“Top Girls” at Clarence Brown Review


I am, last time I checked, not a woman.

So, whatever I have to say about women or women’s issues may be wrong, I suppose. Us guys have been notoriously unreliable about that kind of thing.

What I can say is that I liked “Top Girls” at the Clarence Brown Lab Theater. It’s my kind of play: distinctive, interesting characters, interesting twists, non-realistic symbolic elements– including  a dinner party with fantasy guests, a thought provoking nature.

But what is the play trying to say? Without giving too much away, the play, set during Thatcher’s rule in the U.K., is a feminist play criticizing other feminists.

It seems designed as a critique of capitalism generally, of getting ahead at the expense of others, even if you are a woman. Apart from the present day characters, that theme is most embodied by Isabella Bird, a woman who explored the world but expressed those travels through prejudiced lectures on other cultures’ inferiority.

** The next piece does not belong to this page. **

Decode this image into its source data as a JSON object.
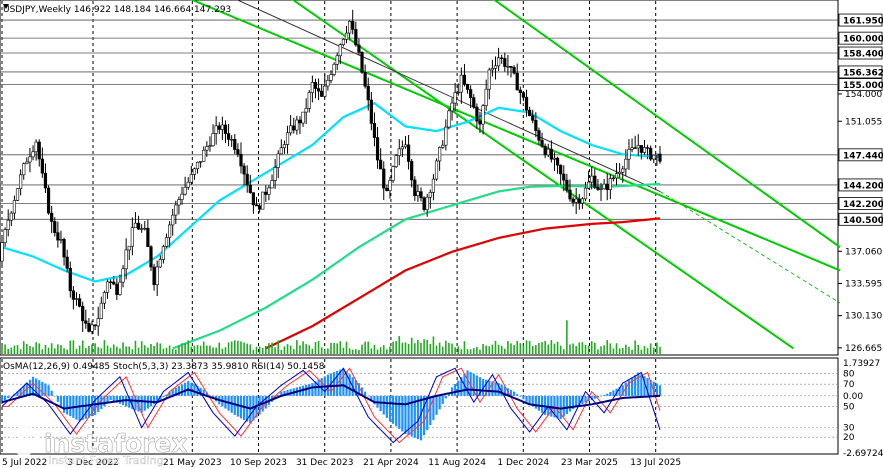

I won’t give too much away about the plot, which seems to exist more for the characters to have something to do than anything. It lacks the craziness of “Cloud 9,” the other play by Caryl Churchill I’ve seen. But still, I found myself amazed at a play about a subject matter which could, theoretically, leave me cold, the soap opera-ish setup of a daughter bonding with her true mother, the debates about work v.s. family, which I’ve never faced — and make it enjoyable to watch, with all of the characters feeling, as played by their actresses interesting and enjoyable to watch, without making any of them clear heroes or villains.

The play has run its course. Next up on the Clarence Brown Schedule: “Around the World in Eighty Days,” a main stage show. A little less deep or is it? I will see.